Il papa ha descritto la sua visita a Lesbo come un evento segnato da grande tristezza. Ai 50 giornalisti e operatori dei media che lo accompagnavano durante il volo diretto a Lesbo ha sottolineato che in generale durante le visite apostoliche vi è la «gioia dell’incontro», ma che questa visita è diversa dalle altre: «Siamo qui per incontrare la peggiore catastrofe umanitaria che si è verificata dopo la seconda guerra mondiale – ha detto -. Vedremo molte persone che soffrono, che non sanno dove andare, che sono in fuga». E infine: «Sarà una visita ad un cimitero: il mare».

Al porto di Mitylini, nel pomeriggio, Bergoglio ha voluto ringraziare gli abitanti di Lesbo per la loro preziosa opera di soccorso e assistenza ai rifugiati, «vittime di viaggi disumani e sottoposti alle angherie di spietati aguzzini». E ha salutato i volontari accorsi da tutto il mondo per sopperire alla politica dell’indifferenza.

«Siamo tutti migranti – ha aggiunto il Papa -, migranti verso la speranza, con amore», e «l’accoglienza è un dovere dell’essere umano». Con una chiara allusione a quanto di irresponsabile vi è nel recente accordo tra Turchia e Ue, Francesco ha ammonito che «non bisogna inseguire le emergenze» ma «bisogna costruire la pace e impedire che il cancro della guerra possa espandersi». «La tragedia umanitaria che si sta consumando davanti ai nostri occhi – ha aggiunto – in parte l’abbiamo prodotta noi con l’indifferenza e con le guerre che ai nostri confini abbiamo concorso a fare esplodere col traffico degli armamenti».

Uniamo le nostre voci

E nella dichiarazione congiunta, rilasciata lasciando il campo di Moria con il patriarca Bartolomeo e con l’arcivescovo Ieronymos, emerge un grande appello alle istituzioni europee e al mondo: «Insieme imploriamo solennemente la fine della guerra e della violenza in Medio Oriente, una pace giusta e duratura e un ritorno onorevole per coloro che sono stati costretti ad abbandonare le loro case.

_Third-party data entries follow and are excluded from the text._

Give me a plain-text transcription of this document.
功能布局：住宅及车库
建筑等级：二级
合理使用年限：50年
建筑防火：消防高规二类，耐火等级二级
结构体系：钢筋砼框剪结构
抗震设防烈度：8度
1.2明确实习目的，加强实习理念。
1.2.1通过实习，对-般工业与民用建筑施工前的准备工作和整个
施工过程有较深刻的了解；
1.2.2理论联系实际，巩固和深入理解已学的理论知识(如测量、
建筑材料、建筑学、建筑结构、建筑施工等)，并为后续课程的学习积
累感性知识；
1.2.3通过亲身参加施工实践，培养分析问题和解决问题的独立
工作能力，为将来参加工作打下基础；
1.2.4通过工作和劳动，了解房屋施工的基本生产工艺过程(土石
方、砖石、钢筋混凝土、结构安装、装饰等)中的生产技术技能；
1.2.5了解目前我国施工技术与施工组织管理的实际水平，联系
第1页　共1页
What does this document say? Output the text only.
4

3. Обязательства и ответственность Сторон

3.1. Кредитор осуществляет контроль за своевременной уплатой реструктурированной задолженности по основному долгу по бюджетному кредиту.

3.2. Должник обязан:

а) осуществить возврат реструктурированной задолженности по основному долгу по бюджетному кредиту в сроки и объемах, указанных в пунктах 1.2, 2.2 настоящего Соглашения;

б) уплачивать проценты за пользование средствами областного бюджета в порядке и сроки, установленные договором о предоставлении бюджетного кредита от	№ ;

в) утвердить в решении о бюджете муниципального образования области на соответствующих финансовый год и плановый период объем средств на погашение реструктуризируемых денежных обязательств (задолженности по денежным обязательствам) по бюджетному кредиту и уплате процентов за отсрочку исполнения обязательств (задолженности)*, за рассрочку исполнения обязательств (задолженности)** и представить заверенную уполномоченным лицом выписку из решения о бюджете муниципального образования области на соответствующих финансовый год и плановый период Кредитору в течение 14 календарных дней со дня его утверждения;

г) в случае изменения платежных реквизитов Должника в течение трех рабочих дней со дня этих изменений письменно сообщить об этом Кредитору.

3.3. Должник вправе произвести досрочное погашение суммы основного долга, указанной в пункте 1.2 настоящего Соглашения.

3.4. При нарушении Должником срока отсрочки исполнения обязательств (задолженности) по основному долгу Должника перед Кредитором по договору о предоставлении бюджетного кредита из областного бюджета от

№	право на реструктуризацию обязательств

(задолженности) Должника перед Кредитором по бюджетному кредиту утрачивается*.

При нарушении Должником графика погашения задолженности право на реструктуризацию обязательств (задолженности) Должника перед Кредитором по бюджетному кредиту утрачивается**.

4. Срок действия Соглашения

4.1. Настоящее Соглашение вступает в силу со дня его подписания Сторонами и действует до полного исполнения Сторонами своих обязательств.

Chiediamo alle comunità religiose di aumentare gli sforzi per accogliere, assistere e proteggere i rifugiati di tutte le fedi e affinché i servizi di soccorso, religiosi e civili, operino per coordinare le loro iniziative. Esortiamo tutti i Paesi, finché perdura la situazione di precarietà, a estendere l’asilo temporaneo, a concedere lo status di rifugiato a quanti ne sono idonei, ad ampliare gli sforzi per portare soccorso e ad adoperarsi insieme a tutti gli uomini e le donne di buona volontà per una fine sollecita dei conflitti in corso. (…) Siamo venuti per richiamare l’attenzione del mondo su questa grave crisi umanitaria, per implorarne la risoluzione. Come uomini di fede desideriamo unire le nostre voci».

L’orgoglio di Tsipras

Il primo ministro greco Alexis Tsipras al termine dell’incontro privato avuto in mattinata col papa ha parlato di una Lesbo che porta «il peso dell’Europa sulle sue spalle. Sono orgoglioso di questa visita, soprattutto mentre i nostri partner, anche in nome di un’Europa cristiana, alzano muri e filo spinato per impedire a persone disarmate di trovare una vita migliore. Per questo la visita del pontefice è storica e importante».